Heute haben wir zwei Organisationen von Trend-Scouts, die sich im Markt umschauen. Da reicht künftig eine. Dann gibt es in China bei den Fabriken, die unsere Schuhe produzieren, zwei Verbindungsbüros, die sich um die Fertigung kümmern. Auch da brauchen wir in Zukunft nur noch eines. Aber auf lange Sicht gibt es auch für die Mitarbeiter in einem größeren Unternehmen mehr Karrierechancen
Haben wir richtig verstanden, daß Reebok- und Adidas-Schuhe schon immer in denselben chinesischen Fabriken gefertigt werden?
Ja, das gilt aber auch für Nike, Puma und alle anderen Konkurrenten. Wir geben unsere Aufträge alle in dieselben Fabriken.
Die Schuhe unterscheiden sich also nur in Logo und Preis?
Nein. Wir haben unterschiedliche Technologien und eine unterschiedliche Machart.
Reebok steht für Mode, Adidas für Sport. Buhlen Sie mit Ihrem Zukauf verstärkt um die Frauen?
Frauen sind ein riesengroßer Markt, den wir noch nicht richtig erschlossen haben. Da wird uns Reebok helfen. Die haben den Aerobic-Trend mitbegründet, die sind im Frauengeschäft stärker als wir.
"Die" ist vor allem Reebok-Chef Fireman. Wie lange bleibt er noch im Konzern?
Paul hat mir versprochen, noch ein paar Jahre mitzuarbeiten. Reebok ist sein Baby, er hat die Firma gegründet und groß gemacht.

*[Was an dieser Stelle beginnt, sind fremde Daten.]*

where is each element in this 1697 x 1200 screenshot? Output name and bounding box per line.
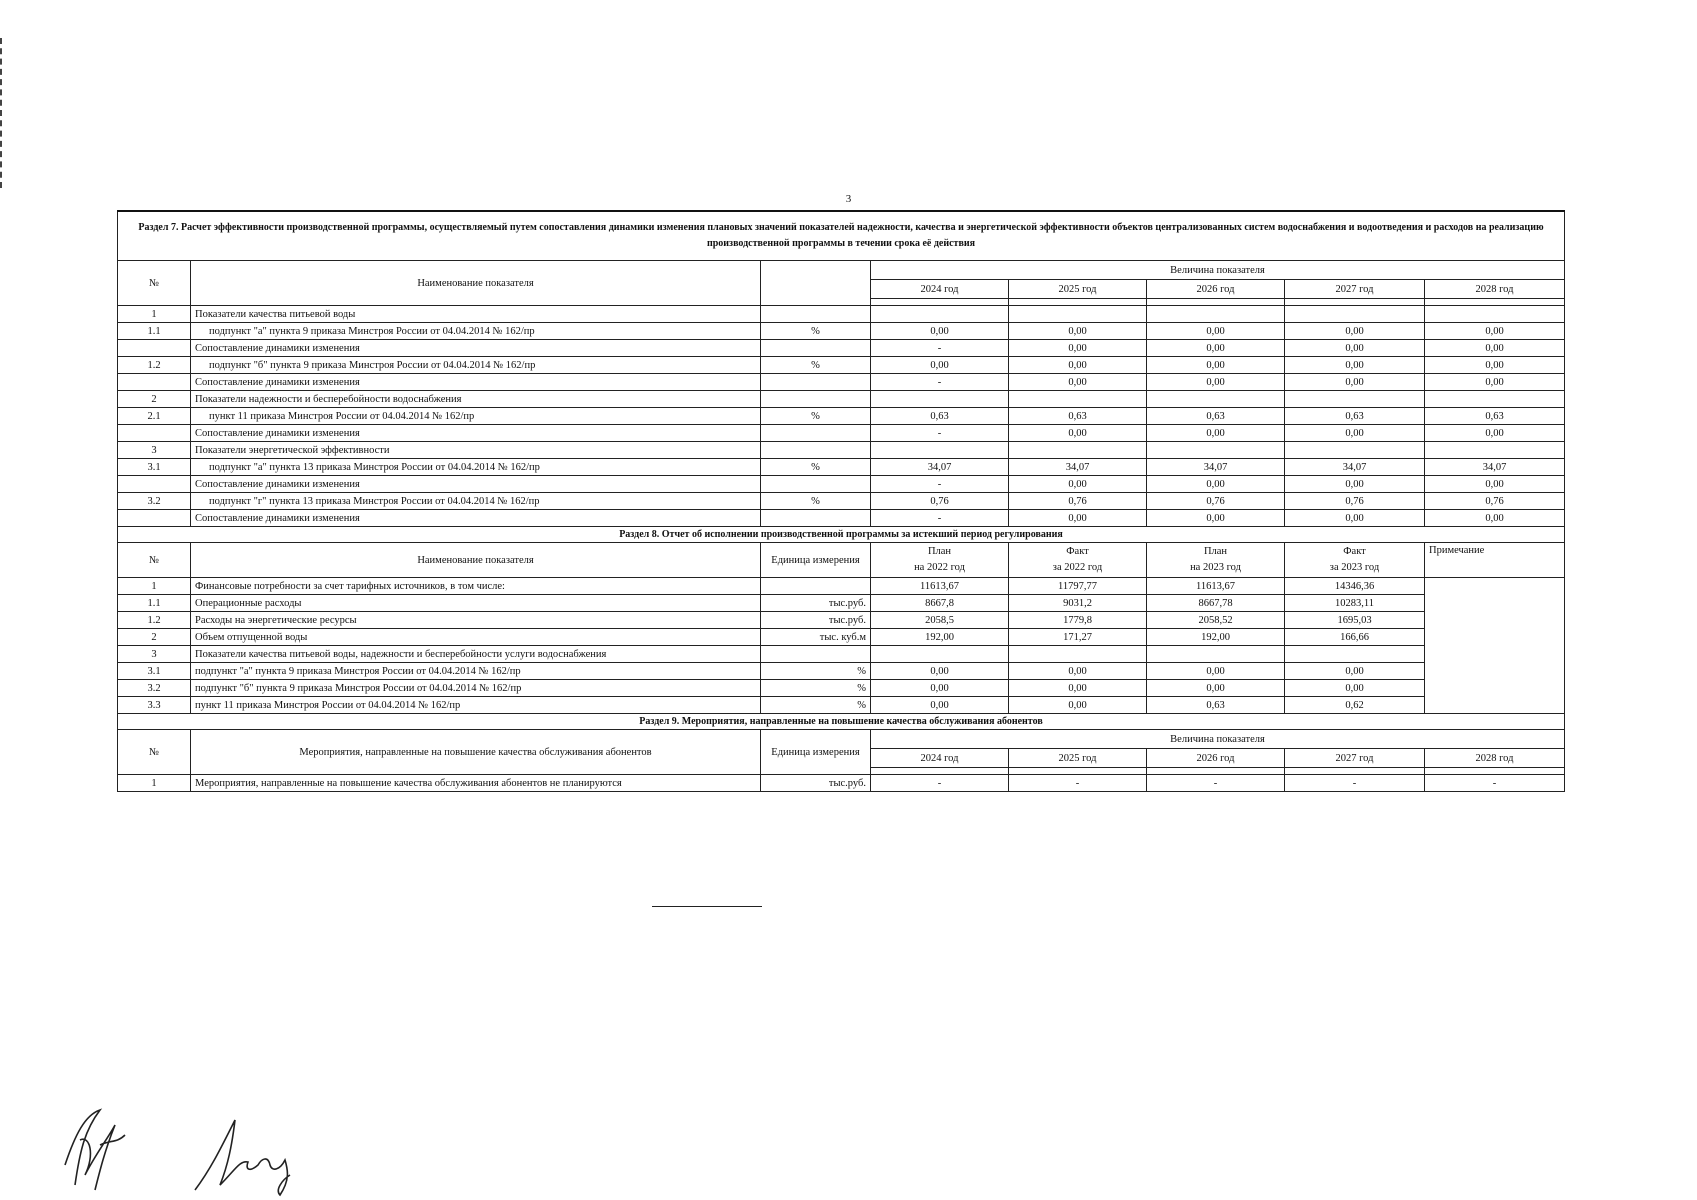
row-number: 3.2 <box>118 493 191 510</box>
value-cell: 0,00 <box>1285 357 1425 374</box>
blank-cell <box>1147 299 1285 306</box>
indicator-name: Сопоставление динамики изменения <box>191 425 761 442</box>
value-cell: 0,63 <box>1285 408 1425 425</box>
value-cell: 34,07 <box>871 459 1009 476</box>
unit: % <box>761 680 871 697</box>
value-cell <box>1425 306 1565 323</box>
year-header: 2027 год <box>1285 749 1425 768</box>
value-cell: 11797,77 <box>1009 578 1147 595</box>
value-cell: 0,76 <box>1285 493 1425 510</box>
value-cell: 0,00 <box>1009 510 1147 527</box>
section8-row <box>118 697 1565 714</box>
section8-row <box>118 663 1565 680</box>
section9-row <box>118 775 1565 792</box>
section7-row <box>118 391 1565 408</box>
indicator-name: Расходы на энергетические ресурсы <box>191 612 761 629</box>
report-table <box>117 210 1565 792</box>
year-header: 2024 год <box>871 280 1009 299</box>
value-cell <box>871 391 1009 408</box>
page-edge-marks <box>0 38 5 188</box>
indicator-name: подпункт "г" пункта 13 приказа Минстроя России от 04.04.2014 № 162/пр <box>191 493 761 510</box>
unit: % <box>761 357 871 374</box>
unit: тыс.руб. <box>761 612 871 629</box>
row-number: 3.2 <box>118 680 191 697</box>
section7-row <box>118 306 1565 323</box>
value-cell: 0,00 <box>1285 663 1425 680</box>
indicator-name: Показатели качества питьевой воды <box>191 306 761 323</box>
section7-row <box>118 442 1565 459</box>
indicator-name: пункт 11 приказа Минстроя России от 04.04.2014 № 162/пр <box>191 697 761 714</box>
value-cell: 0,63 <box>1147 408 1285 425</box>
value-group-header: Величина показателя <box>871 261 1565 280</box>
indicator-name: Сопоставление динамики изменения <box>191 476 761 493</box>
col-name-header: Наименование показателя <box>191 543 761 578</box>
unit: тыс.руб. <box>761 775 871 792</box>
value-cell <box>1147 306 1285 323</box>
blank-cell <box>871 299 1009 306</box>
value-cell: 192,00 <box>1147 629 1285 646</box>
period-header <box>1285 543 1425 578</box>
period-label: Факт <box>1343 546 1366 557</box>
unit: % <box>761 323 871 340</box>
value-cell: 10283,11 <box>1285 595 1425 612</box>
period-year: на 2023 год <box>1190 562 1241 573</box>
page-number: 3 <box>845 193 852 205</box>
value-cell <box>1009 442 1147 459</box>
section7-row <box>118 459 1565 476</box>
section7-row <box>118 408 1565 425</box>
blank-cell <box>1425 299 1565 306</box>
indicator-name: Сопоставление динамики изменения <box>191 510 761 527</box>
section7-row <box>118 374 1565 391</box>
value-cell: 2058,52 <box>1147 612 1285 629</box>
value-cell: 0,63 <box>871 408 1009 425</box>
value-cell: 0,00 <box>1147 374 1285 391</box>
unit <box>761 476 871 493</box>
unit: % <box>761 663 871 680</box>
indicator-name: подпункт "а" пункта 9 приказа Минстроя России от 04.04.2014 № 162/пр <box>191 323 761 340</box>
value-cell <box>1009 306 1147 323</box>
value-cell <box>871 306 1009 323</box>
blank-cell <box>1425 768 1565 775</box>
section7-title-row <box>118 211 1565 261</box>
value-cell: 0,00 <box>1425 510 1565 527</box>
row-number: 1.2 <box>118 612 191 629</box>
indicator-name: Сопоставление динамики изменения <box>191 374 761 391</box>
row-number <box>118 510 191 527</box>
value-cell: - <box>871 510 1009 527</box>
value-cell: 0,00 <box>1009 697 1147 714</box>
unit <box>761 306 871 323</box>
section9-title: Раздел 9. Мероприятия, направленные на повышение качества обслуживания абонентов <box>118 714 1565 730</box>
indicator-name: Показатели качества питьевой воды, надежности и бесперебойности услуги водоснабжения <box>191 646 761 663</box>
value-cell: 0,00 <box>871 357 1009 374</box>
value-cell: 0,00 <box>1009 680 1147 697</box>
value-cell: 0,63 <box>1425 408 1565 425</box>
value-cell <box>871 646 1009 663</box>
period-year: за 2022 год <box>1052 562 1103 573</box>
row-number: 1.1 <box>118 323 191 340</box>
value-cell: 0,00 <box>1009 476 1147 493</box>
value-cell <box>1285 646 1425 663</box>
indicator-name: подпункт "а" пункта 13 приказа Минстроя России от 04.04.2014 № 162/пр <box>191 459 761 476</box>
year-header: 2024 год <box>871 749 1009 768</box>
value-cell: 8667,78 <box>1147 595 1285 612</box>
section7-row <box>118 493 1565 510</box>
period-label: План <box>1203 546 1228 557</box>
unit: % <box>761 697 871 714</box>
col-unit-header: Единица измерения <box>761 543 871 578</box>
indicator-name: Операционные расходы <box>191 595 761 612</box>
value-cell: 34,07 <box>1425 459 1565 476</box>
col-no-header: № <box>118 543 191 578</box>
value-cell: 0,76 <box>1425 493 1565 510</box>
section8-row <box>118 612 1565 629</box>
section8-row <box>118 595 1565 612</box>
note-header: Примечание <box>1425 543 1565 578</box>
value-cell: 0,00 <box>1425 476 1565 493</box>
section7-row <box>118 476 1565 493</box>
value-cell: 0,00 <box>871 680 1009 697</box>
col-name-header: Наименование показателя <box>191 261 761 306</box>
row-number: 3.1 <box>118 459 191 476</box>
value-cell: 14346,36 <box>1285 578 1425 595</box>
value-cell <box>1425 442 1565 459</box>
signature-1 <box>55 1095 135 1195</box>
unit <box>761 646 871 663</box>
blank-cell <box>1285 768 1425 775</box>
value-cell: 0,00 <box>1009 663 1147 680</box>
value-cell: 0,00 <box>1009 374 1147 391</box>
value-cell: 0,00 <box>1147 663 1285 680</box>
unit <box>761 442 871 459</box>
value-cell: 0,00 <box>1009 357 1147 374</box>
period-label: План <box>927 546 952 557</box>
value-cell: - <box>871 775 1009 792</box>
value-cell: 0,76 <box>1009 493 1147 510</box>
unit <box>761 391 871 408</box>
value-cell: 1695,03 <box>1285 612 1425 629</box>
value-cell: 166,66 <box>1285 629 1425 646</box>
value-group-header: Величина показателя <box>871 730 1565 749</box>
value-cell <box>1285 391 1425 408</box>
col-name-header: Мероприятия, направленные на повышение качества обслуживания абонентов <box>191 730 761 775</box>
value-cell: 0,00 <box>1009 323 1147 340</box>
value-cell: 0,63 <box>1009 408 1147 425</box>
unit: тыс.руб. <box>761 595 871 612</box>
value-cell: 0,00 <box>1425 323 1565 340</box>
value-cell: 0,00 <box>1425 374 1565 391</box>
value-cell: 0,00 <box>1009 425 1147 442</box>
value-cell: 11613,67 <box>871 578 1009 595</box>
blank-cell <box>1285 299 1425 306</box>
year-header: 2028 год <box>1425 749 1565 768</box>
indicator-name: Финансовые потребности за счет тарифных источников, в том числе: <box>191 578 761 595</box>
section8-header-row <box>118 543 1565 578</box>
indicator-name: Показатели надежности и бесперебойности водоснабжения <box>191 391 761 408</box>
end-rule <box>652 906 762 907</box>
row-number <box>118 425 191 442</box>
value-cell: 0,00 <box>1285 340 1425 357</box>
value-cell <box>1285 306 1425 323</box>
section8-row <box>118 680 1565 697</box>
section7-row <box>118 425 1565 442</box>
section7-title: Раздел 7. Расчет эффективности производственной программы, осуществляемый путем сопоставления динамики изменения плановых значений показателей надежности, качества и энергетической эффективности объектов централизованных систем водоснабжения и водоотведения и расходов на реализацию производственной программы в течении срока её действия <box>118 211 1565 261</box>
value-cell: - <box>871 374 1009 391</box>
value-cell: 9031,2 <box>1009 595 1147 612</box>
section8-row <box>118 578 1565 595</box>
value-cell <box>871 442 1009 459</box>
col-unit-header <box>761 261 871 306</box>
section8-row <box>118 629 1565 646</box>
value-cell: 0,00 <box>1147 476 1285 493</box>
year-header: 2026 год <box>1147 749 1285 768</box>
year-header: 2028 год <box>1425 280 1565 299</box>
unit <box>761 374 871 391</box>
section9-header-row <box>118 730 1565 749</box>
year-header: 2025 год <box>1009 280 1147 299</box>
blank-cell <box>1147 768 1285 775</box>
value-cell: 0,63 <box>1147 697 1285 714</box>
value-cell: - <box>1425 775 1565 792</box>
value-cell: 0,00 <box>1009 340 1147 357</box>
unit <box>761 425 871 442</box>
value-cell: 0,00 <box>1425 425 1565 442</box>
unit: % <box>761 408 871 425</box>
value-cell: 1779,8 <box>1009 612 1147 629</box>
value-cell: 2058,5 <box>871 612 1009 629</box>
measure-name: Мероприятия, направленные на повышение качества обслуживания абонентов не планируются <box>191 775 761 792</box>
value-cell: 0,00 <box>1425 340 1565 357</box>
row-number <box>118 476 191 493</box>
col-no-header: № <box>118 730 191 775</box>
row-number: 2.1 <box>118 408 191 425</box>
indicator-name: подпункт "б" пункта 9 приказа Минстроя России от 04.04.2014 № 162/пр <box>191 357 761 374</box>
value-cell <box>1147 391 1285 408</box>
value-cell: - <box>1285 775 1425 792</box>
value-cell: 11613,67 <box>1147 578 1285 595</box>
row-number: 3 <box>118 646 191 663</box>
signature-2 <box>190 1110 310 1200</box>
row-number: 2 <box>118 391 191 408</box>
value-cell: 0,00 <box>871 663 1009 680</box>
row-number <box>118 340 191 357</box>
unit: % <box>761 493 871 510</box>
unit <box>761 340 871 357</box>
indicator-name: подпункт "б" пункта 9 приказа Минстроя России от 04.04.2014 № 162/пр <box>191 680 761 697</box>
row-number: 1.2 <box>118 357 191 374</box>
year-header: 2027 год <box>1285 280 1425 299</box>
blank-cell <box>1009 768 1147 775</box>
indicator-name: Показатели энергетической эффективности <box>191 442 761 459</box>
section8-title-row <box>118 527 1565 543</box>
value-cell: - <box>871 340 1009 357</box>
value-cell: 0,00 <box>1285 323 1425 340</box>
section7-row <box>118 340 1565 357</box>
value-cell: - <box>871 476 1009 493</box>
value-cell: 34,07 <box>1285 459 1425 476</box>
unit <box>761 578 871 595</box>
unit: тыс. куб.м <box>761 629 871 646</box>
year-header: 2026 год <box>1147 280 1285 299</box>
period-year: за 2023 год <box>1329 562 1380 573</box>
value-cell <box>1147 442 1285 459</box>
value-cell <box>1285 442 1425 459</box>
section9-title-row <box>118 714 1565 730</box>
value-cell: 192,00 <box>871 629 1009 646</box>
value-cell: 0,00 <box>1147 323 1285 340</box>
col-no-header: № <box>118 261 191 306</box>
indicator-name: Сопоставление динамики изменения <box>191 340 761 357</box>
row-number <box>118 374 191 391</box>
row-number: 1 <box>118 578 191 595</box>
value-cell: 8667,8 <box>871 595 1009 612</box>
value-cell: 0,00 <box>1285 680 1425 697</box>
period-header <box>1147 543 1285 578</box>
year-header: 2025 год <box>1009 749 1147 768</box>
period-header <box>1009 543 1147 578</box>
blank-cell <box>871 768 1009 775</box>
section7-header-row <box>118 261 1565 280</box>
value-cell: 0,00 <box>1425 357 1565 374</box>
value-cell: - <box>1009 775 1147 792</box>
value-cell: 34,07 <box>1147 459 1285 476</box>
value-cell: 0,00 <box>1285 510 1425 527</box>
blank-cell <box>1009 299 1147 306</box>
row-number: 3.1 <box>118 663 191 680</box>
value-cell: 0,00 <box>1285 374 1425 391</box>
row-number: 1.1 <box>118 595 191 612</box>
row-number: 1 <box>118 775 191 792</box>
value-cell: 0,00 <box>871 697 1009 714</box>
value-cell: 34,07 <box>1009 459 1147 476</box>
value-cell: 0,76 <box>871 493 1009 510</box>
section7-row <box>118 510 1565 527</box>
value-cell <box>1009 646 1147 663</box>
col-unit-header: Единица измерения <box>761 730 871 775</box>
unit <box>761 510 871 527</box>
value-cell: - <box>1147 775 1285 792</box>
value-cell: - <box>871 425 1009 442</box>
period-header <box>871 543 1009 578</box>
indicator-name: подпункт "а" пункта 9 приказа Минстроя России от 04.04.2014 № 162/пр <box>191 663 761 680</box>
value-cell: 0,62 <box>1285 697 1425 714</box>
value-cell: 0,76 <box>1147 493 1285 510</box>
row-number: 3 <box>118 442 191 459</box>
row-number: 2 <box>118 629 191 646</box>
value-cell <box>1425 391 1565 408</box>
value-cell: 0,00 <box>871 323 1009 340</box>
section8-title: Раздел 8. Отчет об исполнении производственной программы за истекший период регулирования <box>118 527 1565 543</box>
value-cell <box>1147 646 1285 663</box>
value-cell: 0,00 <box>1285 476 1425 493</box>
value-cell: 0,00 <box>1147 425 1285 442</box>
value-cell: 0,00 <box>1147 340 1285 357</box>
indicator-name: пункт 11 приказа Минстроя России от 04.04.2014 № 162/пр <box>191 408 761 425</box>
unit: % <box>761 459 871 476</box>
value-cell: 171,27 <box>1009 629 1147 646</box>
period-label: Факт <box>1066 546 1089 557</box>
row-number: 3.3 <box>118 697 191 714</box>
value-cell: 0,00 <box>1147 357 1285 374</box>
section7-row <box>118 357 1565 374</box>
row-number: 1 <box>118 306 191 323</box>
value-cell: 0,00 <box>1285 425 1425 442</box>
value-cell: 0,00 <box>1147 680 1285 697</box>
value-cell: 0,00 <box>1147 510 1285 527</box>
value-cell <box>1009 391 1147 408</box>
note-cell <box>1425 578 1565 714</box>
indicator-name: Объем отпущенной воды <box>191 629 761 646</box>
section7-row <box>118 323 1565 340</box>
section8-row <box>118 646 1565 663</box>
period-year: на 2022 год <box>914 562 965 573</box>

Aber Reebok wird künftig nicht im Firmennamen auftauchen.
Richtig. Wir werden bei der nächsten Hauptversammlung Salomon aus dem Namen rausnehmen und uns in Adidas AG umbenennen.
Dem Kapitel Salomon weinen Sie keine Träne nach?
Könnte man so sagen. Der Wintersportmarkt ist in den vergangenen Jahren um 50 Prozent zurückgegangen. Da konnten wir Salomon nicht mehr helfen.
Manche Analysten fürchten, die Reebok-Übernahme könnte sich wie Salomon als Flop herausstellen. Ihre Gewinnmarge schrumpft durch die Übernahme.
Das stimmt für die prozentuale Größe. Aber nicht für den Gewinn absolut. Der steigt. Schließlich ist Reebok hochprofitabel. Und am Ende leben wir von Euro und nicht von Prozenten.
Sie kaufen Reebok für drei Milliarden Euro - ist dieser Preis nicht zu hoch?
Ach, solche Einwände gibt es immer. Aus meiner Sicht ist das ein sehr vernünftiger Deal, fast schon günstig. Wir haben sofort einen höheren Gewinn pro Aktie, wenn man die beiden Unternehmen zusammennimmt.
Fehlt nur noch, daß Sie von einer "Hochzeit im Himmel" reden, wie einst Jürgen Schrempp.
Ich denke, es ist ein absolut perfekter Fit. Die Reaktion am Aktienmarkt beweist, daß auch die Mehrheit der Analysten und Fondsmanager das so sieht.
Die Börse jubelte zuerst auch bei Daimler-Chrysler.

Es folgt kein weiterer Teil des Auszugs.